There are a bunch of organizations that take instrument donations:

https://duckduckgo.com/?t=lm&q=instrument+donation&ia=web
https://duckduckgo.com/?q=instrument+donation+maryland&t=lm&ia=web

The Maryland Symphony Orchestra also takes donations, including guitar, although I didn't see on the site if they take electrics. The instruments are "for use in general music classrooms" so they might take electrics.

http://www.marylandsymphony.org/education/instrument-bank/
"People discuss my art and pretend to understand as if it were necessary to understand..." - Claude Monet

Aentons

In the late 90's a girlfriend of mine found a decent working Ibanez X shaped guitar in an abandoned garage. She said to do whatever I wanted with it so I set it on fire and bashed it to pieces against a large tree. ... for the experience.

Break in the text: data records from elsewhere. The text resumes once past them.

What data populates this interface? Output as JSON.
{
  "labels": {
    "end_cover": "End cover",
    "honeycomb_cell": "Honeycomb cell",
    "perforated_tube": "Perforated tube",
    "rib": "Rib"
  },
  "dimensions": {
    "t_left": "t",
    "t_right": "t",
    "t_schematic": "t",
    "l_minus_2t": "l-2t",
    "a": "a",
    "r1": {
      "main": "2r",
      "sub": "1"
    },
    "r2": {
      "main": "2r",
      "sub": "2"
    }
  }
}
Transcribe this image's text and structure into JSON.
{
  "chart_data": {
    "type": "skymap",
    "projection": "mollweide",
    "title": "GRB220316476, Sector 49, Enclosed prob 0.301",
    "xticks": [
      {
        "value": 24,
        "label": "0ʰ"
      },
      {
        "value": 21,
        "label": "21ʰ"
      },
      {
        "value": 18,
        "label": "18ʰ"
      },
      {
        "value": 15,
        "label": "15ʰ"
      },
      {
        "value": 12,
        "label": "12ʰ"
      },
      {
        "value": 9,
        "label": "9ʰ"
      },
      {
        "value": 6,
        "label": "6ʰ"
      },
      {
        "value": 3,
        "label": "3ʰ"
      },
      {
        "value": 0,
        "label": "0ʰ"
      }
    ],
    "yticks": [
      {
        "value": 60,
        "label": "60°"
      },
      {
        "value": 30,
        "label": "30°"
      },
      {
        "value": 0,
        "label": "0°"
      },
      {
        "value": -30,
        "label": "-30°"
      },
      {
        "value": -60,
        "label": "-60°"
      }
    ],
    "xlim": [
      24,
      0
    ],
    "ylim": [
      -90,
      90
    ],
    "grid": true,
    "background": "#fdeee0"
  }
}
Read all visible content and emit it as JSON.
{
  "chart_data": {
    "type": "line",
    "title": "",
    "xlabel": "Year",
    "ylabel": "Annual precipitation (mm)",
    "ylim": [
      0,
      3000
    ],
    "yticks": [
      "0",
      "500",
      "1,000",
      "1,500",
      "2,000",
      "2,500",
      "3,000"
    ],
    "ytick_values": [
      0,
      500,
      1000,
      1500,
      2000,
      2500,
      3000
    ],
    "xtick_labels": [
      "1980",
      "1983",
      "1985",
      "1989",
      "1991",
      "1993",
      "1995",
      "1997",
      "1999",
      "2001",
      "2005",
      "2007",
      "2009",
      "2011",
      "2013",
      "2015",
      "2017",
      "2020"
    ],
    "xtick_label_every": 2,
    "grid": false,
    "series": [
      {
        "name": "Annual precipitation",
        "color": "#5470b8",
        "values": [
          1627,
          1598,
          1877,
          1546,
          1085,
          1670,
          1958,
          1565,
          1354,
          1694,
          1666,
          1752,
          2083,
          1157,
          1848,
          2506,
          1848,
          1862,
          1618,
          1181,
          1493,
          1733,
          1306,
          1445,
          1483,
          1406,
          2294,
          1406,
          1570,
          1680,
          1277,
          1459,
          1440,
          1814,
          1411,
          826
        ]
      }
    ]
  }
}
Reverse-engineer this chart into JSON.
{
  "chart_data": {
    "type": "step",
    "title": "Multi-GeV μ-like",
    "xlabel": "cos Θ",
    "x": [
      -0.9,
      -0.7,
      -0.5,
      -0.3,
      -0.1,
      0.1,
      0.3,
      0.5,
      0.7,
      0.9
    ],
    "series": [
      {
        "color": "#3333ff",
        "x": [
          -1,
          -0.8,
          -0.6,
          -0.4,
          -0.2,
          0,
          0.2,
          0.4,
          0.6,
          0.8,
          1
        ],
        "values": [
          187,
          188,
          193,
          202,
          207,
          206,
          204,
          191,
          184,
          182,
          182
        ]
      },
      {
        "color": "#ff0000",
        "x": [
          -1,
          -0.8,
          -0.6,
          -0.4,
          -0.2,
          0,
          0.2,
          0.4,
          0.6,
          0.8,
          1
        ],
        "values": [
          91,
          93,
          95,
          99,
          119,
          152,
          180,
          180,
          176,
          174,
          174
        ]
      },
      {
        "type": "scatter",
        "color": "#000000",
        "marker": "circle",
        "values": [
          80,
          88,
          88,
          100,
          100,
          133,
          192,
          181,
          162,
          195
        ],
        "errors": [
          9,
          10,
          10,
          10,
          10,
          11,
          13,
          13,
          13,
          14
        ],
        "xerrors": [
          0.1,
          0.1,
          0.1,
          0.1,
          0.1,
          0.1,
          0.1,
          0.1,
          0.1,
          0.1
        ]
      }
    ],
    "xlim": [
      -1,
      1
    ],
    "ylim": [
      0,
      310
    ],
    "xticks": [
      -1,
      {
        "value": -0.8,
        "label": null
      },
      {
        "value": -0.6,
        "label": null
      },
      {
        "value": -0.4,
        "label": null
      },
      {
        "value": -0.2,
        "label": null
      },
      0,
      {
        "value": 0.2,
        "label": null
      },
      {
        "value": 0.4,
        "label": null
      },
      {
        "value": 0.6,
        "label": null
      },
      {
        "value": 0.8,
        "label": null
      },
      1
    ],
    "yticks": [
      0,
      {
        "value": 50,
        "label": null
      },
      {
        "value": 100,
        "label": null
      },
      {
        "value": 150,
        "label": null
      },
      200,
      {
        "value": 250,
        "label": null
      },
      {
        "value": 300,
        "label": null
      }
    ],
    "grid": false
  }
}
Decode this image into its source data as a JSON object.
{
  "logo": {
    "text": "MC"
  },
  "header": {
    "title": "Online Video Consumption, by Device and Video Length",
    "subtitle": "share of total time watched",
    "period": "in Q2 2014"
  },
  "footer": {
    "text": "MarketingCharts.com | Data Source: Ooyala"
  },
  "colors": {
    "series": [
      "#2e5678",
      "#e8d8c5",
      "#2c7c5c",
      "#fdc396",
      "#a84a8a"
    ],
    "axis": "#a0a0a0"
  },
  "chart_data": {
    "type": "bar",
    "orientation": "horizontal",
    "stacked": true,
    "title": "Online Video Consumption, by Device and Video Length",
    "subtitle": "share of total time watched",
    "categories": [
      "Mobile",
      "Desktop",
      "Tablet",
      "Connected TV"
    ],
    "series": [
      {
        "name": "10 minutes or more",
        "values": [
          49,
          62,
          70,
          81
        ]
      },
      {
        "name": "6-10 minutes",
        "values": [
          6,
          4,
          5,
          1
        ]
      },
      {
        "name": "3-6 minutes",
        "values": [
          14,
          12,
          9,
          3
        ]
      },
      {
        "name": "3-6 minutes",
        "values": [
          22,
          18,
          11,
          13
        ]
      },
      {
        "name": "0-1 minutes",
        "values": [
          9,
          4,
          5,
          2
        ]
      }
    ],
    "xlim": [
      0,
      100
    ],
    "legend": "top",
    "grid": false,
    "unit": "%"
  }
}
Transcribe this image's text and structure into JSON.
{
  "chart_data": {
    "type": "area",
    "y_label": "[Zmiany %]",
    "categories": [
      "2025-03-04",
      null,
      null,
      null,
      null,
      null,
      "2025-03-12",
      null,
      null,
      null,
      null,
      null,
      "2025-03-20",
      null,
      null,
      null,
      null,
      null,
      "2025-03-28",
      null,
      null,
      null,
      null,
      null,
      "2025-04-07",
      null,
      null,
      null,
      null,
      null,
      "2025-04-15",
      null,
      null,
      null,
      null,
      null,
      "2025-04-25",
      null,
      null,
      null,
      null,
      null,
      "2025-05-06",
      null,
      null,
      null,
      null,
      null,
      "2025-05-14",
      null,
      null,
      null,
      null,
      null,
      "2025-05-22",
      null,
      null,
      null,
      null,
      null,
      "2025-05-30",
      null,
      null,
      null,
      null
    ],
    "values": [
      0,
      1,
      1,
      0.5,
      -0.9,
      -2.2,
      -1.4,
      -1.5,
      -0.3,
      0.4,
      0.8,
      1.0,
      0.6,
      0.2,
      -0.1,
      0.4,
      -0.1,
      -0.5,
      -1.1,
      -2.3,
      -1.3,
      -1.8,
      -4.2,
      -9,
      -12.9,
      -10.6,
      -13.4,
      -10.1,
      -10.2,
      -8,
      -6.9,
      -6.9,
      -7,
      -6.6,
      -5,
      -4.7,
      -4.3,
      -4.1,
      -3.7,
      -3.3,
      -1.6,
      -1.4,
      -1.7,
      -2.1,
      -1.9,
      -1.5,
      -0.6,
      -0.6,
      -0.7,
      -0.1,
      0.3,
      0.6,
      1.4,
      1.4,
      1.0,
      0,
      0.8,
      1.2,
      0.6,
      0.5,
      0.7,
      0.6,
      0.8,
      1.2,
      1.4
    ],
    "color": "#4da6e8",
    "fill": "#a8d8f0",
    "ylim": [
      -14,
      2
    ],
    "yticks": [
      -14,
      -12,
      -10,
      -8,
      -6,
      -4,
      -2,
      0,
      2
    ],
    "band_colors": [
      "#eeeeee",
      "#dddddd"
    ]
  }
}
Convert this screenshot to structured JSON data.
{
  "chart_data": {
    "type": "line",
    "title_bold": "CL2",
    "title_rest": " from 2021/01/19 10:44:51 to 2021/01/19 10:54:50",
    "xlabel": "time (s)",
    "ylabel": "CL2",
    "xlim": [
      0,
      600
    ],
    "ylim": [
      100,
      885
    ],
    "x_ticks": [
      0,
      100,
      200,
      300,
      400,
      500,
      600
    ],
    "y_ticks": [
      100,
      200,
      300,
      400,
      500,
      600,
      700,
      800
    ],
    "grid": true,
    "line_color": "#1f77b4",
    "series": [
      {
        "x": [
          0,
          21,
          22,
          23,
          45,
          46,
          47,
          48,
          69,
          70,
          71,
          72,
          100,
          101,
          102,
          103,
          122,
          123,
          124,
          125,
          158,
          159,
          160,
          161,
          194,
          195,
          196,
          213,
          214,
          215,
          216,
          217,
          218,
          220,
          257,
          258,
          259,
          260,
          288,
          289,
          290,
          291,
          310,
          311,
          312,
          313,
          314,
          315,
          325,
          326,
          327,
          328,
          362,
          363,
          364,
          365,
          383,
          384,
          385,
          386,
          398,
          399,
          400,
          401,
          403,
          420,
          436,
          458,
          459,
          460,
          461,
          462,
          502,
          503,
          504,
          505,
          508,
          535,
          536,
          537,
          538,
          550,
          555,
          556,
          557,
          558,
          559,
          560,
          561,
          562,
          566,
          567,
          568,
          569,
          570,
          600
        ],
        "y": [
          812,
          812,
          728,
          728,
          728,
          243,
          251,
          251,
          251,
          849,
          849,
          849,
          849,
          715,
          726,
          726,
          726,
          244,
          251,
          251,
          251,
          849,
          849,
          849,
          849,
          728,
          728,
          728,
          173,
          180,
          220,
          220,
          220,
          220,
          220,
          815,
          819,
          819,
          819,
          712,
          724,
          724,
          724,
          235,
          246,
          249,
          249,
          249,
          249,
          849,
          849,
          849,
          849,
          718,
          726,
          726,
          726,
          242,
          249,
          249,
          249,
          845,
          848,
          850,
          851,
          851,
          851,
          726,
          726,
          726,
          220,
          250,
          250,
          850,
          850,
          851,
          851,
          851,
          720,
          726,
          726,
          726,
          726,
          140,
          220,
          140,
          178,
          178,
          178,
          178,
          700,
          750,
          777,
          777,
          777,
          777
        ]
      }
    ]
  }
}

Edit: not saying you should do this... just presenting an option

GermanCdn

Quote from: Aentons on April 26, 2021, 06:24:12 PM
In the late 90's a girlfriend of mine found a decent working Ibanez X shaped guitar in an abandoned garage. She said to do whatever I wanted with it so I set it on fire and bashed it to pieces against a large tree. ... for the experience.

Edit: not saying you should do this... just presenting an option

My first electric was an Ibanez X Series, which eventually got cut to pieces.  But given the secondary market nostalgia prices for X series guitars in recent times, I kind of wish I hadn't.....
The only known cure in the world for GAS is death.  That's my story, and I'm sticking to it.

midwayfair

Music4More/Music4Vets

I've done work with them a few times and did a couple charity concerts. Dierdra (who's been running it for years) will get an instrument repaired before donating it if needed, or have a local artist turn it into an objet d'art if it can't be repaired and auction it off to fund fixing instruments that can be donated.

The donations go to local schools and for veterans' music therapy and it's extremely cost-effective charity. I picked her charity over several others that do instrument/music related donations because I really like her "no-waste" attitude.

She's in Annapolis now, and she'll usually pick stuff up or meet you halfway.